先日、京都大学の研究結果としてAEDに関する報道がありました。
AED 女性への使用に抵抗感? 京大調査(NHK-web 2019年5月6日付)
上記のNHK報道が一番手だった気がしますが、その後、各社も報道していてネット界ではかなり話題になっています。
女性へのAED使用に抵抗感があることがデータで裏付けされたとのこと。
女性の服を脱がせることが問題になることを懸念するからでは? ということですが、この手の話題は市民向け救命講習を手がけていれば日常茶飯事。
聞き飽きているような話です。
それが改めてきちんとしたデータとして示されたというのは興味深い点です。
意識がない人がいたらAED装着? 否!
さて、AEDを使うときに女性の場合は装着をためらうかという話ですが、正しい手順で使うことを想定していないから、そうなるんじゃない? と感じます。
前述のNHK記事の中でも、ちゃんと書かれています。
京都大学健康科学センターの石見拓教授によると、声をかけ意識がなければ、119番に通報して、近くの人にAEDを持ってきてもらうように頼みます。

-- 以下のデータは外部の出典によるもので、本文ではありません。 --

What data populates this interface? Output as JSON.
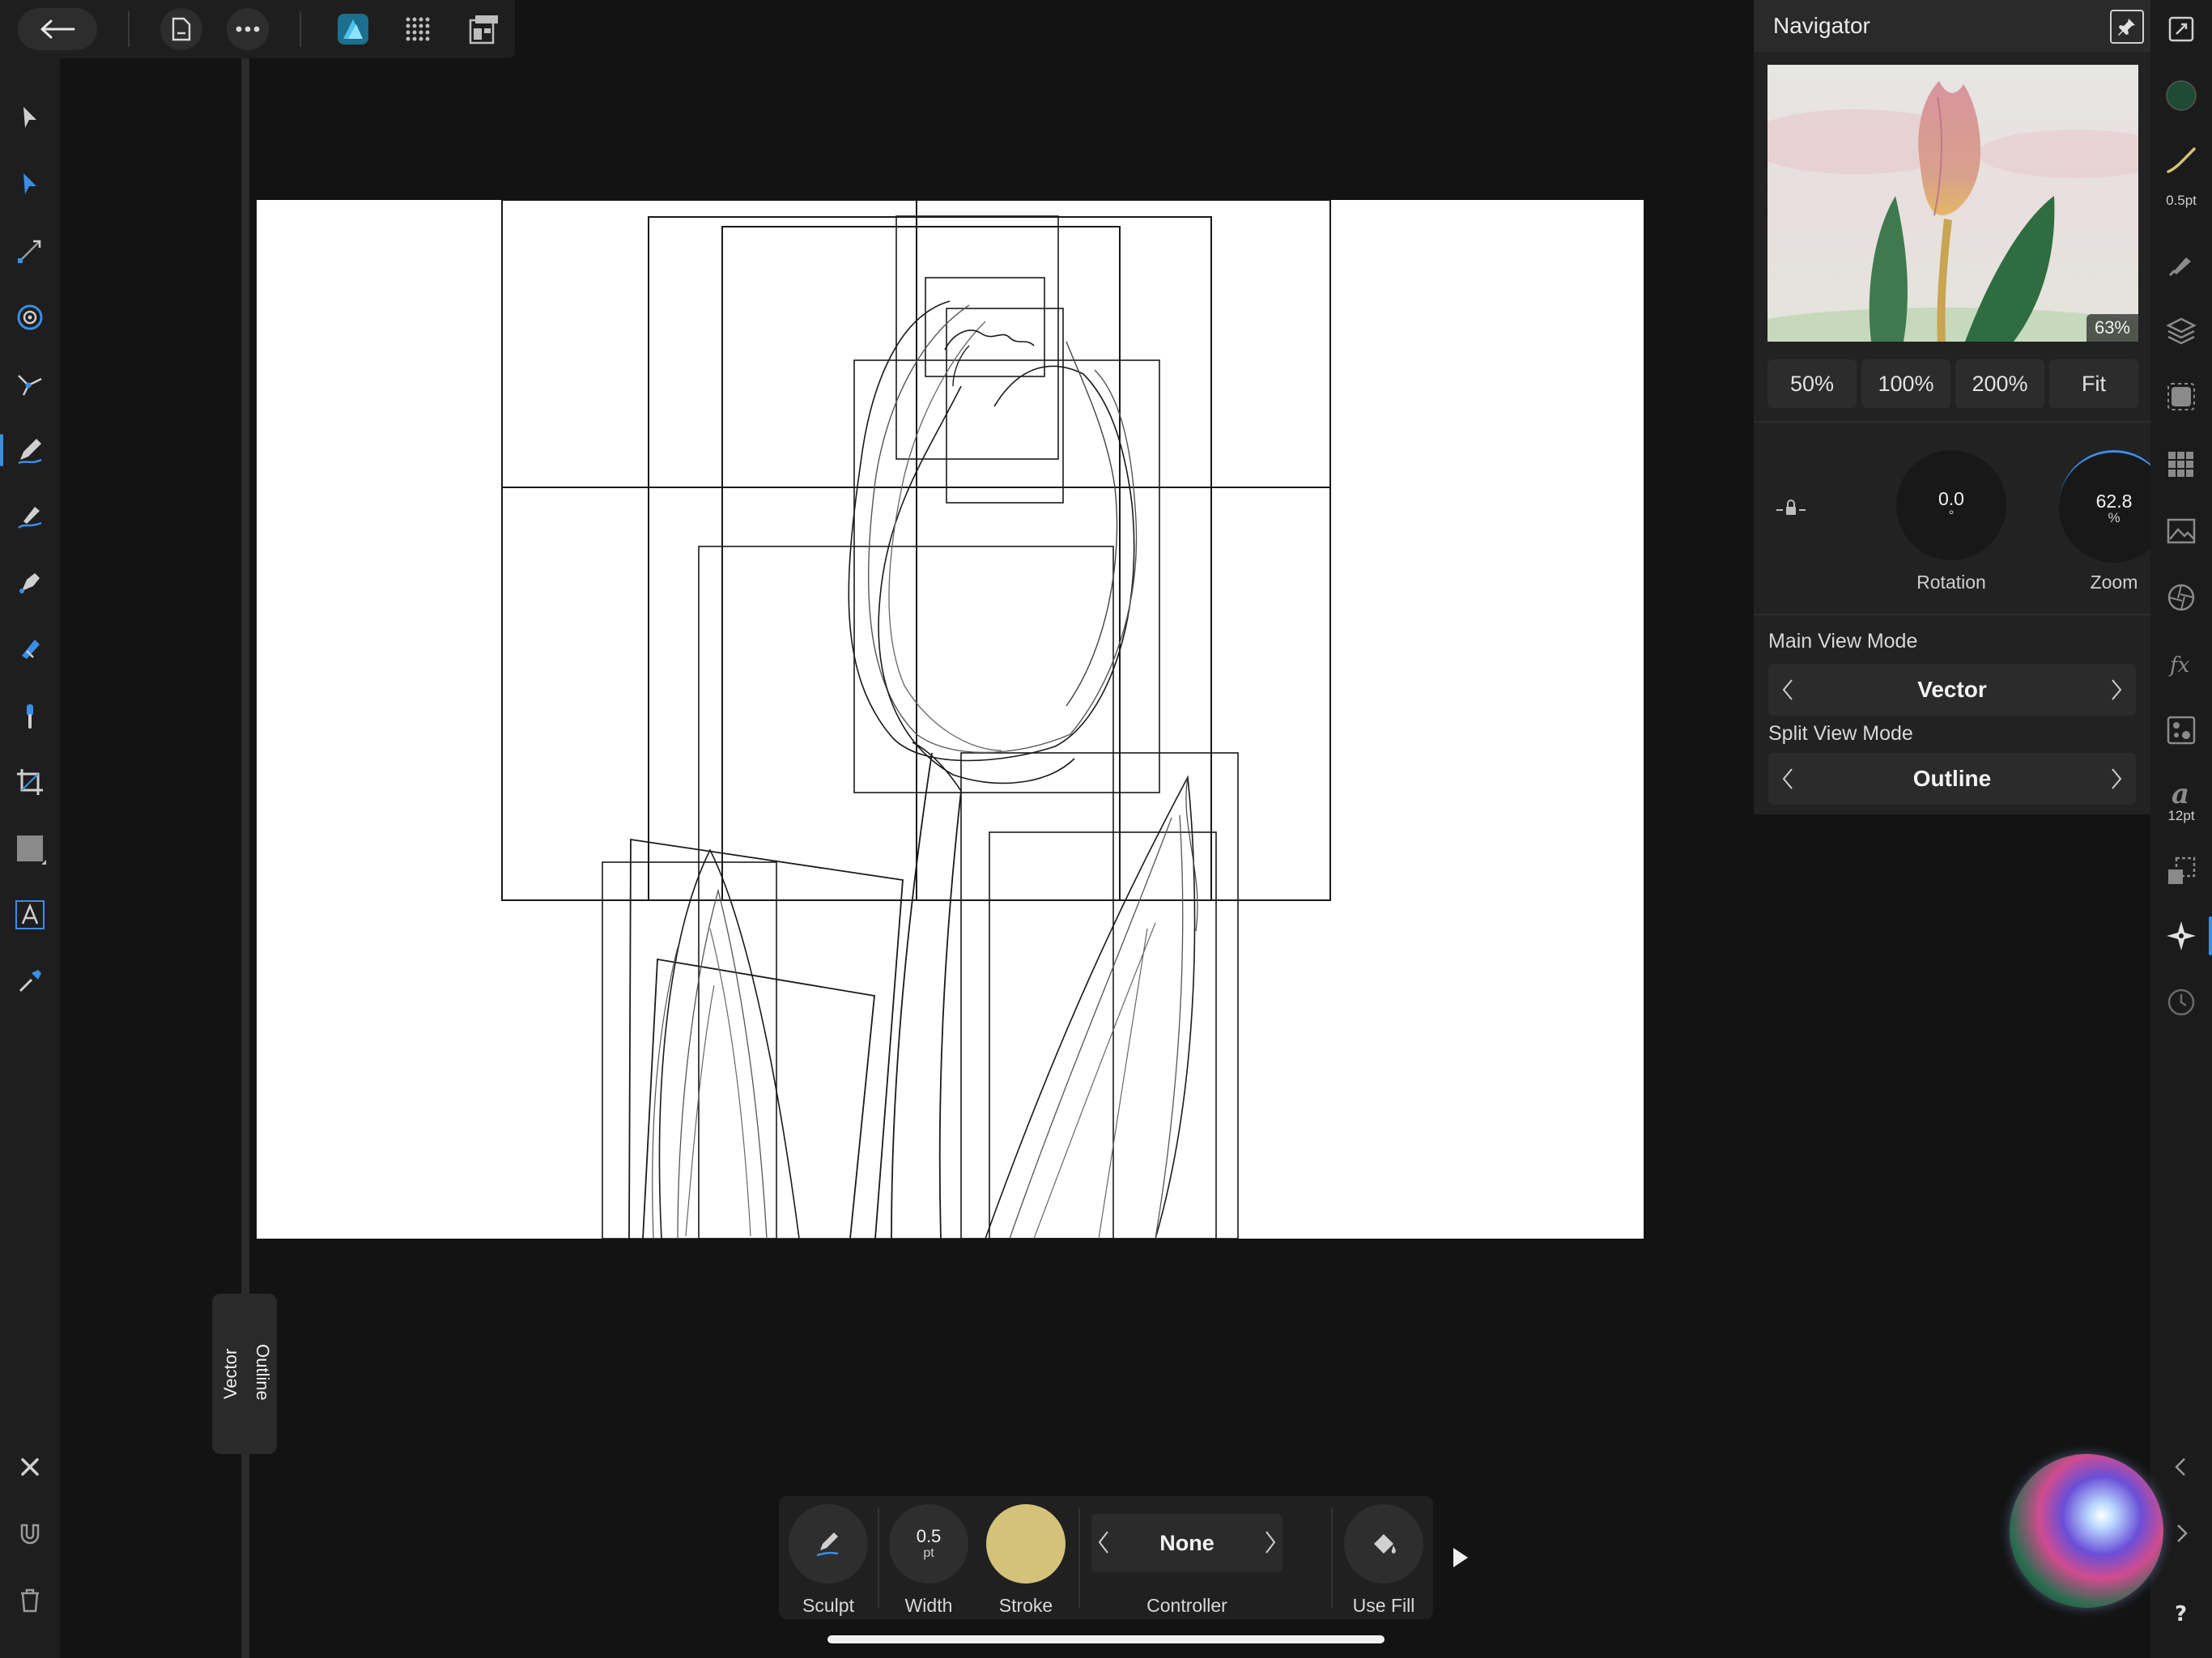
{
  "navigator": {
    "title": "Navigator",
    "preview_zoom": "63%",
    "zoom_presets": [
      "50%",
      "100%",
      "200%",
      "Fit"
    ],
    "rotation": {
      "value": "0.0",
      "unit": "°",
      "label": "Rotation"
    },
    "zoom": {
      "value": "62.8",
      "unit": "%",
      "label": "Zoom"
    },
    "main_view_mode": {
      "label": "Main View Mode",
      "value": "Vector"
    },
    "split_view_mode": {
      "label": "Split View Mode",
      "value": "Outline"
    }
  },
  "split_handle": {
    "left": "Vector",
    "right": "Outline"
  },
  "studio": {
    "stroke_width": "0.5pt",
    "font_size": "12pt",
    "fill_color": "#1f4a34"
  },
  "context_toolbar": {
    "sculpt": "Sculpt",
    "width_value": "0.5",
    "width_unit": "pt",
    "width_label": "Width",
    "stroke_label": "Stroke",
    "stroke_color": "#d4c27a",
    "controller_value": "None",
    "controller_label": "Controller",
    "use_fill_label": "Use Fill"
  },
  "colors": {
    "accent": "#3a8ee6",
    "affinity_blue": "#4fc3e8"
  }
}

呼吸をしていない、またはよくわからなければ、胸骨圧迫=心臓マッサージを始めます。
AEDが届いたら、電源を入れ、2枚のパッドを素肌に貼りますが、(以下略)
意識がなければAEDを装着しろ、ではありません。
・意識(反応)がない
・呼吸をしていない
この2点を確認した人に対してAEDを装着することになっています。(医療従事者の場合は加えて脈拍の有無もみます)

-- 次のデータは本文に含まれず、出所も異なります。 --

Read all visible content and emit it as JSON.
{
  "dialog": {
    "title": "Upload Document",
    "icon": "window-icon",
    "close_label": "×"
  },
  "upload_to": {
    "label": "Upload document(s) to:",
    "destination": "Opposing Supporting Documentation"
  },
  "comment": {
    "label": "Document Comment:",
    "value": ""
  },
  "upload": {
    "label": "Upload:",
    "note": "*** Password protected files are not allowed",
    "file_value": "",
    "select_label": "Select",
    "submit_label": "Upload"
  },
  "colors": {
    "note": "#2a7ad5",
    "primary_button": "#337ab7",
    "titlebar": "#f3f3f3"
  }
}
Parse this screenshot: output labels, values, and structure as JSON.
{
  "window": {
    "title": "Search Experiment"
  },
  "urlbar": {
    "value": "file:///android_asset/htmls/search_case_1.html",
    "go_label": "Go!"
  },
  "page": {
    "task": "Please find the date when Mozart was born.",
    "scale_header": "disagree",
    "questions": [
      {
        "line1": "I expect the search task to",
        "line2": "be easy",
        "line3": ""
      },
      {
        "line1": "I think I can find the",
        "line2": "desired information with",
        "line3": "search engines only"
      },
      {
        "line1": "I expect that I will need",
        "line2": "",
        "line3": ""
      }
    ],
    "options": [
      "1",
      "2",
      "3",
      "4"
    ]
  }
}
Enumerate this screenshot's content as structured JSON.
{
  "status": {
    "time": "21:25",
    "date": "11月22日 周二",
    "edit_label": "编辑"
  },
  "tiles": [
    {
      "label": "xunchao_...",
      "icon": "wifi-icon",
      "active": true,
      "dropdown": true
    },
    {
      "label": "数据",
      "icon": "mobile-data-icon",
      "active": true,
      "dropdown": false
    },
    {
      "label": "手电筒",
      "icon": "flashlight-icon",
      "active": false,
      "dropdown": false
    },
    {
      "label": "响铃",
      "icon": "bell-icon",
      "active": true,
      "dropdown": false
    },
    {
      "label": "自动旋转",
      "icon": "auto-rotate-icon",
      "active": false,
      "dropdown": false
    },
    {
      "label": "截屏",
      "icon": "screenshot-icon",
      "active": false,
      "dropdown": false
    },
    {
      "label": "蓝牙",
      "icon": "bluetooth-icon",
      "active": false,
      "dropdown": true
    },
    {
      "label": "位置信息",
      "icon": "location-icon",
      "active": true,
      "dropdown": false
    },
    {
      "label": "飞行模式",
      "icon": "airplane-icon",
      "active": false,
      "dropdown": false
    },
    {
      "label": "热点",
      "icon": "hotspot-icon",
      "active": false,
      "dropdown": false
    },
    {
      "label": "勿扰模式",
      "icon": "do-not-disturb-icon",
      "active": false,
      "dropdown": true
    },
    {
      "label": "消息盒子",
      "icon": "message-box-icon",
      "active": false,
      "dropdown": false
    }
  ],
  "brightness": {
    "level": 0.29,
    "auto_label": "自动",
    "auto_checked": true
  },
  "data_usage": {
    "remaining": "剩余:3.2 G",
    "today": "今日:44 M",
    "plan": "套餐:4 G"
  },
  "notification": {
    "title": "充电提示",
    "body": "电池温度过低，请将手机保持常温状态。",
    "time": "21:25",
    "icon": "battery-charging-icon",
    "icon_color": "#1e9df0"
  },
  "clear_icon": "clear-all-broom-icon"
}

つまり、心停止であると判断した人にだけAEDを装着します。
そして心停止であれば当然、胸骨圧迫が必要ですよね。
人が倒れたその場にすぐAEDがあることは少ないですから、普通はAEDが到着する前に胸骨圧迫が始まっているはずです。そこに後からAEDが届くという図式は、どんな救命講習、BLS講習でも同じですよね?(受講したときのことを思い出してみてください)
つまり、デフォルトとして、AEDは胸骨圧迫がされている人に対して装着されるものです。
寝ているだけの人の服を脱がすわけではない
胸壁が5センチ沈むくらいにガシガシと胸を押している。それでも傷病者は痛がる素振りもなく、ぐったりしたまま。そんな状況をイメージしたときに、羞恥心云々でAED装着をためらうでしょうか?
AED装着がセクハラになるのではないか、とか言っている人たちの頭の中にあるのは、もしかしたら寝ているだけかもしれない女性の服を勝手に脱がすような、そんな背徳感を感じるような場面をイメージしているんじゃないでしょうか?
ここがずれているから、議論が変な方向に行っているような気がします。
(そもそもセクハラって単語の意味を考えても、間違っているのは明白なんですけどね。harassment は嫌がらせという意味ですから)
胸を押しても痛がる反応がなければ、、、
女性にAEDを使ったら訴えられるかも、みたいな話は完全な妄想の世界です。
それはAEDを装着する前に必ず胸骨圧迫が行われているという前提が欠如したゆえに起きていると推察します。
倒れている人にAEDを装着するか迷うということは、心停止であることへの確信が持てないから。
確かに呼吸確認は、呼吸をしていないとはっきり断言するのは難しいかも知れません。だったら、疑わしければ胸を押せ! です。
胸骨圧迫をして痛がらなければ、普通じゃない! って自信になりませんか?
妄想の原因は、AED啓蒙活動や救命講習のあり方にも
AED偏重主義とでも言うんでしょうか?
AEDを使ってください! という普及啓蒙活動は大切ですが、それを強調するあまりCPRの重要性がスポイルされているんでしょうね。救命法といえばAEDを貼っておけばいい、みたいな歪んだメッセージが独り歩きしている部分はないでしょうか?
AEDは、もうすっかりと定着しましたので、そろそろ裾野を広げるだけではなく、質を意識したちゃんとした救命講習を展開する方向に舵取りしなくちゃダメな時代に入ってきてるのを感じます。
あまりに理想的な環境でマネキン相手の練習だけをさせているから、現実の救急対応のイメージがつかずに、セクハラで訴えられる! みたいな妄想的な話が独り歩きしちゃうんです。
BLSとか救命法の指導員は、もうちょっと現実性を加味した講習展開をしてほしいですね。